Skiing = waves
Wow, I can't believe how long it's been since I surfed/posted here. The day after my last post I got sick for the first time in, oh, I don't know, about ten years, thanks to my sometime roommate who was suffering the same ailment (cold/flu). And I stayed out of the water for two weeks until I felt better.
Then there were no waves, then, this weekend I went skiing...Bingo! Wavos!
I missed out, but at least I got in on the biggest snowstorm this winter.
It was my first time skiing this season. Because, ladies and gentlemen, my book is now DONE! And I mean really done. Not like, done but being edited. Done as in: NO REASON TO SPEND MY LIFE STARING AT A COMPUTER SCREEN ALL DAY EVERY DAY ANY MORE!

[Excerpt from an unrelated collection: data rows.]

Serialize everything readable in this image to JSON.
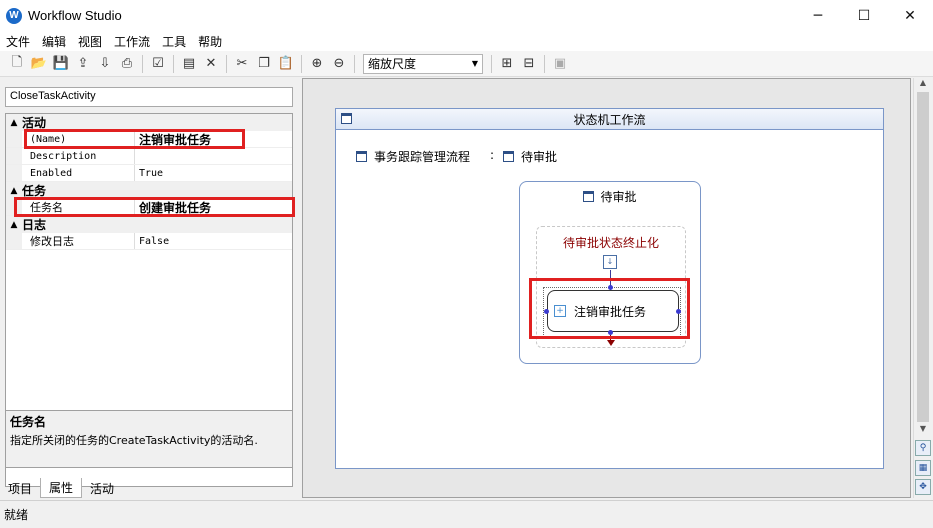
{
  "window": {
    "title": "Workflow Studio",
    "minimize": "─",
    "maximize": "☐",
    "close": "✕"
  },
  "menu": [
    "文件",
    "编辑",
    "视图",
    "工作流",
    "工具",
    "帮助"
  ],
  "toolbar": {
    "zoom_label": "缩放尺度"
  },
  "left_panel": {
    "object_selector": "CloseTaskActivity",
    "categories": [
      {
        "name": "活动",
        "toggle": "▲"
      },
      {
        "name": "任务",
        "toggle": "▲"
      },
      {
        "name": "日志",
        "toggle": "▲"
      }
    ],
    "props": {
      "name_key": "(Name)",
      "name_val": "注销审批任务",
      "desc_key": "Description",
      "desc_val": "",
      "enabled_key": "Enabled",
      "enabled_val": "True",
      "task_key": "任务名",
      "task_val": "创建审批任务",
      "log_key": "修改日志",
      "log_val": "False"
    },
    "description": {
      "title": "任务名",
      "text": "指定所关闭的任务的CreateTaskActivity的活动名."
    },
    "tabs": [
      "项目",
      "属性",
      "活动"
    ]
  },
  "designer": {
    "canvas_title": "状态机工作流",
    "flow_label": "事务跟踪管理流程",
    "separator": ":",
    "current_state": "待审批",
    "state_box_title": "待审批",
    "finalize_label": "待审批状态终止化",
    "activity_label": "注销审批任务"
  },
  "status": {
    "text": "就绪"
  },
  "colors": {
    "highlight_red": "#e02020",
    "finalize_text": "#8b0000",
    "state_border": "#7a96c8"
  }
}
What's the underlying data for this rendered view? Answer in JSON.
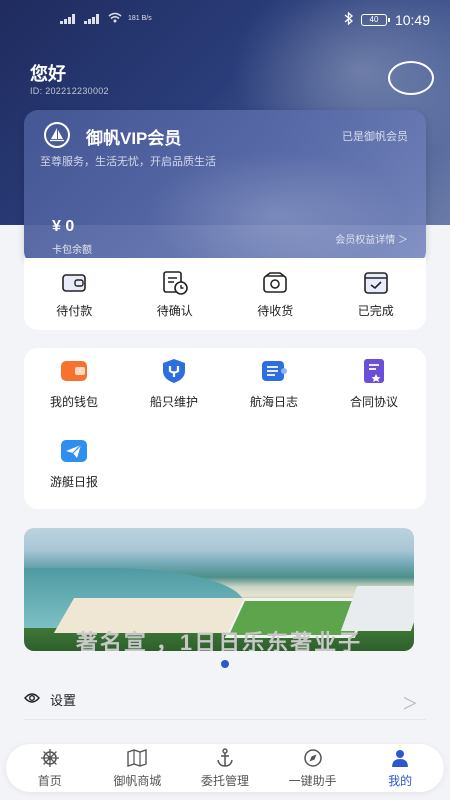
{
  "status_bar": {
    "net_speed": "181\nB/s",
    "battery": "40",
    "time": "10:49"
  },
  "header": {
    "greeting": "您好",
    "user_id": "ID:  202212230002"
  },
  "vip_card": {
    "title": "御帆VIP会员",
    "status": "已是御帆会员",
    "subtitle": "至尊服务，生活无忧，开启品质生活",
    "balance": "¥ 0",
    "balance_label": "卡包余额",
    "benefits_link": "会员权益详情 ＞"
  },
  "orders": [
    {
      "label": "待付款",
      "icon": "wallet-icon"
    },
    {
      "label": "待确认",
      "icon": "clock-list-icon"
    },
    {
      "label": "待收货",
      "icon": "package-icon"
    },
    {
      "label": "已完成",
      "icon": "check-box-icon"
    }
  ],
  "services": [
    {
      "label": "我的钱包",
      "icon": "wallet-icon",
      "color": "#f5732e"
    },
    {
      "label": "船只维护",
      "icon": "wrench-shield-icon",
      "color": "#2e6fe0"
    },
    {
      "label": "航海日志",
      "icon": "log-icon",
      "color": "#2e6fe0"
    },
    {
      "label": "合同协议",
      "icon": "contract-icon",
      "color": "#6b4fd8"
    },
    {
      "label": "游艇日报",
      "icon": "paper-plane-icon",
      "color": "#2e8ff0"
    }
  ],
  "banner": {
    "caption": "著名宣 ，1日日乐东著业子"
  },
  "settings": {
    "label": "设置",
    "chevron": "＞"
  },
  "tabbar": [
    {
      "label": "首页",
      "icon": "helm-icon",
      "active": false
    },
    {
      "label": "御帆商城",
      "icon": "map-icon",
      "active": false
    },
    {
      "label": "委托管理",
      "icon": "anchor-icon",
      "active": false
    },
    {
      "label": "一键助手",
      "icon": "compass-icon",
      "active": false
    },
    {
      "label": "我的",
      "icon": "user-icon",
      "active": true
    }
  ],
  "colors": {
    "accent": "#2e56d1",
    "header_dark": "#1f2b5e"
  }
}
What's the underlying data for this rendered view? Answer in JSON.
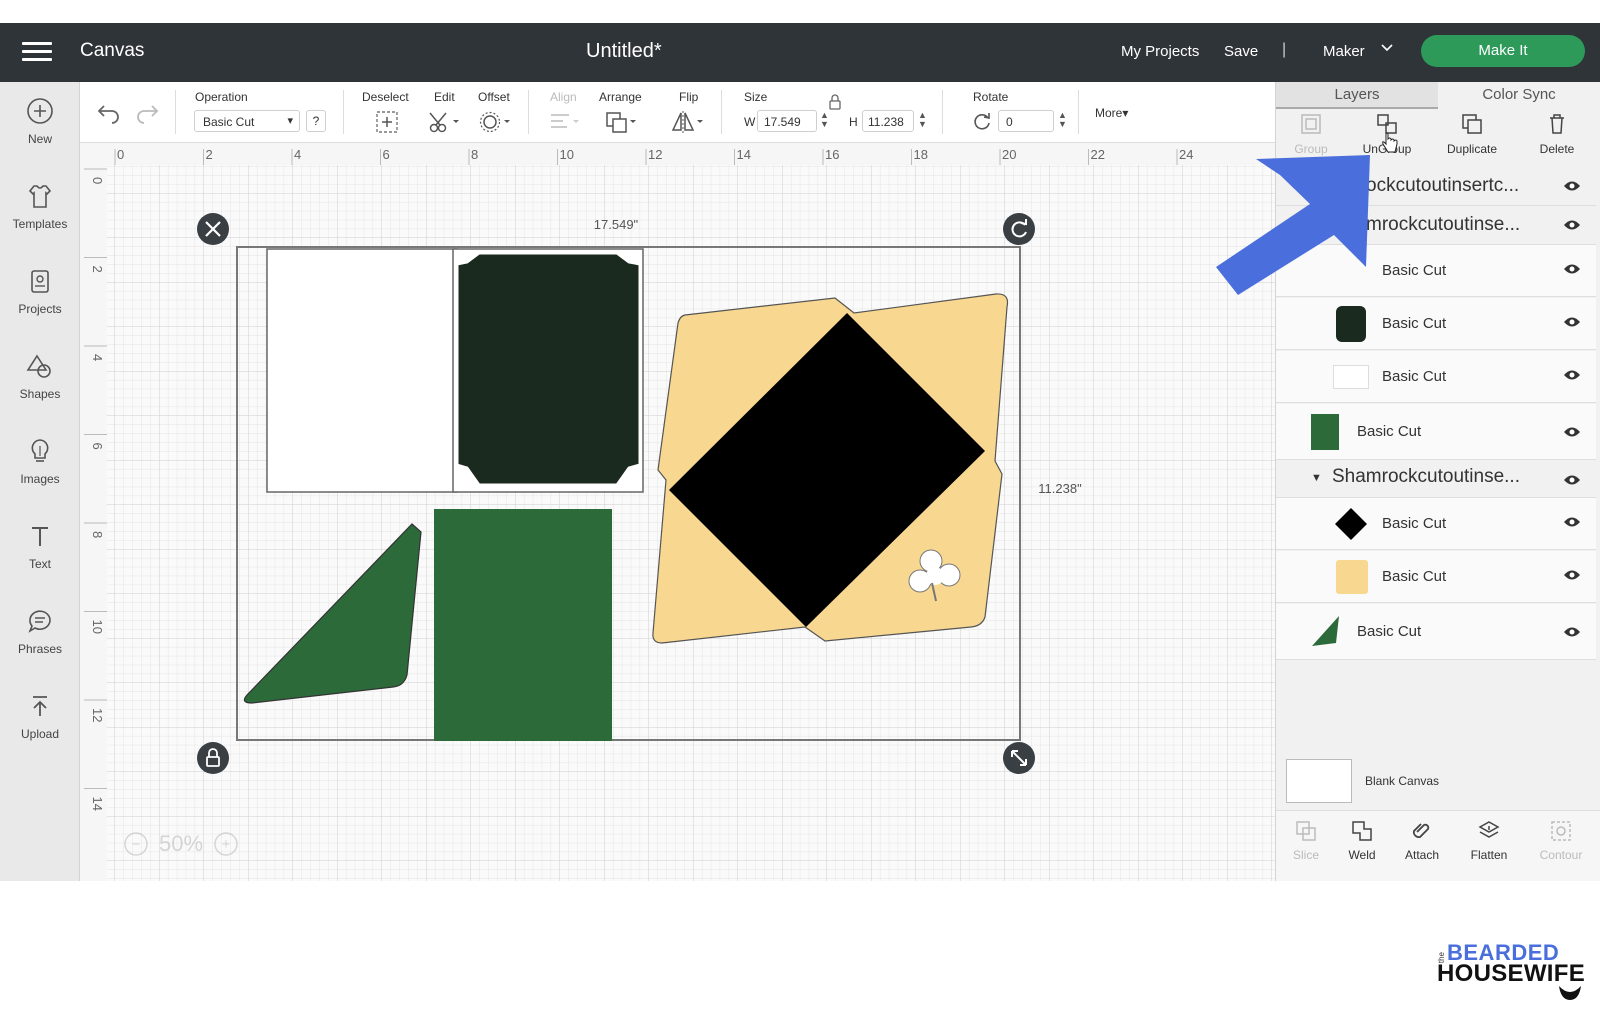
{
  "header": {
    "app_title": "Canvas",
    "doc_title": "Untitled*",
    "my_projects": "My Projects",
    "save": "Save",
    "separator": "|",
    "machine": "Maker",
    "make_it": "Make It"
  },
  "leftbar": {
    "items": [
      {
        "label": "New",
        "icon": "plus-circle-icon"
      },
      {
        "label": "Templates",
        "icon": "shirt-icon"
      },
      {
        "label": "Projects",
        "icon": "projects-icon"
      },
      {
        "label": "Shapes",
        "icon": "shapes-icon"
      },
      {
        "label": "Images",
        "icon": "lightbulb-icon"
      },
      {
        "label": "Text",
        "icon": "text-icon"
      },
      {
        "label": "Phrases",
        "icon": "speech-bubble-icon"
      },
      {
        "label": "Upload",
        "icon": "upload-icon"
      }
    ]
  },
  "toolbar": {
    "operation_label": "Operation",
    "operation_value": "Basic Cut",
    "help": "?",
    "deselect": "Deselect",
    "edit": "Edit",
    "offset": "Offset",
    "align": "Align",
    "arrange": "Arrange",
    "flip": "Flip",
    "size": "Size",
    "w_label": "W",
    "w_value": "17.549",
    "h_label": "H",
    "h_value": "11.238",
    "rotate": "Rotate",
    "rotate_value": "0",
    "more": "More▾"
  },
  "canvas": {
    "ruler_top": [
      "0",
      "2",
      "4",
      "6",
      "8",
      "10",
      "12",
      "14",
      "16",
      "18",
      "20",
      "22",
      "24"
    ],
    "ruler_left": [
      "0",
      "2",
      "4",
      "6",
      "8",
      "10",
      "12",
      "14"
    ],
    "width_readout": "17.549\"",
    "height_readout": "11.238\"",
    "zoom": "50%",
    "zoom_minus": "−",
    "zoom_plus": "+"
  },
  "panel": {
    "tab_layers": "Layers",
    "tab_color_sync": "Color Sync",
    "tools": {
      "group": "Group",
      "ungroup": "UnGroup",
      "duplicate": "Duplicate",
      "delete": "Delete"
    },
    "layers": [
      {
        "name": "ockcutoutinsertc..."
      },
      {
        "name": "mrockcutoutinse..."
      },
      {
        "name": "Basic Cut"
      },
      {
        "name": "Basic Cut"
      },
      {
        "name": "Basic Cut"
      },
      {
        "name": "Basic Cut"
      },
      {
        "name": "Shamrockcutoutinse..."
      },
      {
        "name": "Basic Cut"
      },
      {
        "name": "Basic Cut"
      },
      {
        "name": "Basic Cut"
      }
    ],
    "blank_canvas": "Blank Canvas",
    "bottom": {
      "slice": "Slice",
      "weld": "Weld",
      "attach": "Attach",
      "flatten": "Flatten",
      "contour": "Contour"
    }
  },
  "logo": {
    "small": "the",
    "line1": "BEARDED",
    "line2": "HOUSEWIFE"
  },
  "colors": {
    "header_bg": "#2f3439",
    "make_it": "#2d9a5a",
    "dark_green": "#1b2a1e",
    "green": "#2c6a3a",
    "tan": "#f8d890",
    "arrow_blue": "#4a6fdc"
  }
}
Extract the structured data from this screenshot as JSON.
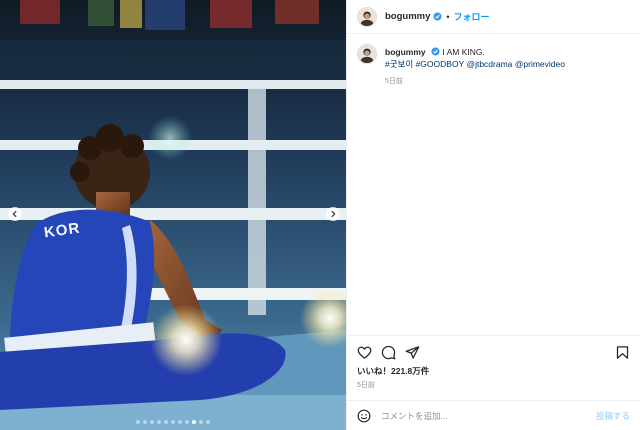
{
  "post": {
    "username": "bogummy",
    "verified": true,
    "separator": "•",
    "follow_label": "フォロー",
    "caption_text": "I AM KING.",
    "hashtags": [
      "#굿보이",
      "#GOODBOY",
      "@jtbcdrama",
      "@primevideo"
    ],
    "caption_age": "5日前",
    "likes": "いいね！221.8万件",
    "post_age": "5日前"
  },
  "media": {
    "jersey_text": "KOR",
    "slide_count": 11,
    "active_slide": 8
  },
  "comment": {
    "placeholder": "コメントを追加...",
    "post_label": "投稿する"
  },
  "icons": [
    "verified-badge-icon",
    "heart-icon",
    "comment-icon",
    "share-icon",
    "bookmark-icon",
    "emoji-icon",
    "chevron-left-icon",
    "chevron-right-icon"
  ],
  "colors": {
    "link": "#0095f6",
    "hashtag": "#00376b",
    "verified": "#3897f0",
    "muted": "#8e8e8e",
    "jersey": "#2446b8"
  }
}
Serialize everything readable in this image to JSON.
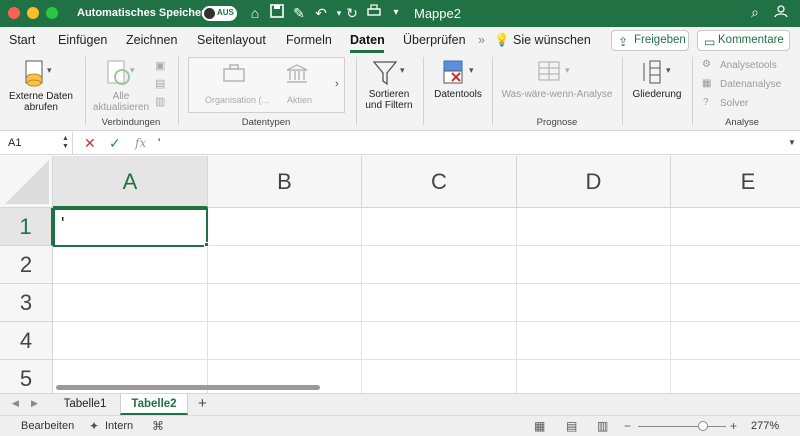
{
  "titlebar": {
    "autosave_label": "Automatisches Speichern",
    "autosave_state": "AUS",
    "document_title": "Mappe2",
    "background_color": "#207245"
  },
  "tabs": [
    {
      "label": "Start"
    },
    {
      "label": "Einfügen"
    },
    {
      "label": "Zeichnen"
    },
    {
      "label": "Seitenlayout"
    },
    {
      "label": "Formeln"
    },
    {
      "label": "Daten"
    },
    {
      "label": "Überprüfen"
    }
  ],
  "active_tab": "Daten",
  "tell_me": "Sie wünschen",
  "share_button": "Freigeben",
  "comment_button": "Kommentare",
  "ribbon": {
    "get_data": {
      "line1": "Externe Daten",
      "line2": "abrufen"
    },
    "refresh_all": {
      "line1": "Alle",
      "line2": "aktualisieren"
    },
    "group_connections": "Verbindungen",
    "datatype_org": "Organisation (...",
    "datatype_stocks": "Aktien",
    "group_datatypes": "Datentypen",
    "sort_filter": {
      "line1": "Sortieren",
      "line2": "und Filtern"
    },
    "datatools": "Datentools",
    "whatif": "Was-wäre-wenn-Analyse",
    "group_forecast": "Prognose",
    "outline": "Gliederung",
    "analysis_tools": "Analysetools",
    "data_analysis": "Datenanalyse",
    "solver": "Solver",
    "group_analysis": "Analyse"
  },
  "formula_bar": {
    "name_box": "A1",
    "fx": "fx",
    "content": "'"
  },
  "grid": {
    "columns": [
      "A",
      "B",
      "C",
      "D",
      "E"
    ],
    "rows": [
      "1",
      "2",
      "3",
      "4",
      "5"
    ],
    "active_cell": "A1",
    "active_cell_value": "'"
  },
  "sheets": [
    {
      "label": "Tabelle1"
    },
    {
      "label": "Tabelle2"
    }
  ],
  "active_sheet": "Tabelle2",
  "statusbar": {
    "mode": "Bearbeiten",
    "accessibility": "Intern",
    "zoom": "277%"
  }
}
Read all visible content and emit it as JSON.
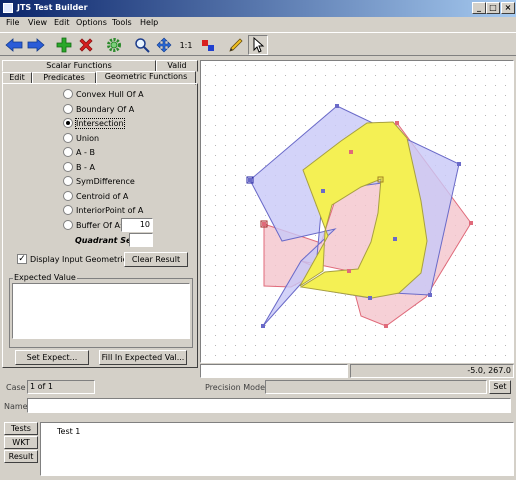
{
  "window": {
    "title": "JTS Test Builder",
    "buttons": [
      "_",
      "□",
      "×"
    ]
  },
  "menu": [
    "File",
    "View",
    "Edit",
    "Options",
    "Tools",
    "Help"
  ],
  "toolbar": {
    "icons": [
      "arrow-left-icon",
      "arrow-right-icon",
      "add-icon",
      "delete-icon",
      "gear-icon",
      "zoom-icon",
      "pan-icon",
      "one-to-one-icon",
      "color-icon",
      "pencil-icon",
      "pointer-icon"
    ],
    "scale_label": "1:1"
  },
  "tabs": {
    "row1": [
      "Scalar Functions",
      "Valid"
    ],
    "row2": [
      "Edit",
      "Predicates",
      "Geometric Functions"
    ],
    "active": "Geometric Functions"
  },
  "functions": {
    "options": [
      "Convex Hull Of A",
      "Boundary Of A",
      "Intersection",
      "Union",
      "A - B",
      "B - A",
      "SymDifference",
      "Centroid of A",
      "InteriorPoint of A",
      "Buffer Of A:"
    ],
    "selected": "Intersection",
    "buffer_value": "10",
    "quadrant_label": "Quadrant Segs",
    "quadrant_value": ""
  },
  "display_input": {
    "label": "Display Input Geometries",
    "checked": true
  },
  "clear_result_label": "Clear Result",
  "expected": {
    "group_label": "Expected Value",
    "value": "",
    "set_expected_label": "Set Expect...",
    "fill_expected_label": "Fill In Expected Val..."
  },
  "canvas": {
    "coords": "-5.0, 267.0",
    "colors": {
      "a_fill": "#c8c8f8",
      "a_stroke": "#6a6ac8",
      "b_fill": "#f4c4cc",
      "b_stroke": "#e06a7a",
      "result_fill": "#f4f054",
      "result_stroke": "#a8a040",
      "grid": "#d0d0d0"
    }
  },
  "case": {
    "label": "Case",
    "value": "1 of 1",
    "precision_label": "Precision Model",
    "precision_value": "",
    "set_label": "Set"
  },
  "name": {
    "label": "Name",
    "value": ""
  },
  "bottom_tabs": [
    "Tests",
    "WKT",
    "Result"
  ],
  "tests": [
    "Test 1"
  ]
}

Done as in, I can do other things.
Like go to the top of a mountain.
I'll be skiing more this year as much as I can. Though I've been skiing a long time, and can ski any black diamond (expert) trail, my skiing can use improvement. Just cause I get to the bottom without falling down doesn't mean I'm doing it right (as my ski instructor said this weekend). I need to rethink my balance; he says I'm putting way too much effort in when I could do the same with much less effort just by adopting a correct stance. I know he's right.
Which leads to some interesting comparisons between surfing and skiing. Surfing, you're not balanced, you fall down immediately. Skiing, you can still stay up in all kinds of ways even if you're not really balanced but there are costs (like using muscles that were never meant to be used the way you're using them.) In other words, it's easier to fake it in skiing.
It also hurts a hell of a lot more when you fall.
My real (as in to a real mountain, not this New York State stuff) ski trip is to come and the annual ski blog shall return.
P. S. OK, I'm just going to say this. Getting out of New York City to other parts of the world is, in some ways, a disconcerting experience, especially when it's that land called upstate (the most boring, characterless place I've ever been to. Even Ohio and Illinois and Iowa have character.) In particular, I can't get used to the blinding whiteness, and I don't mean the snow. I mean the people.
It's enough to make me miss my neighborhood. And I am just gonna say this, though I may get flack. Checking out the guys at the resort, I didn't see anything like what I see at home. Whatever I may feel and say about the local guys being assholes (a well deserved title in so many cases), they are for the most part, I must admit, a remarkably good looking crew.
(With the exception of A.N. and a few others, who's so bad looking some people think he's good. Don't get swelled heads, guys.)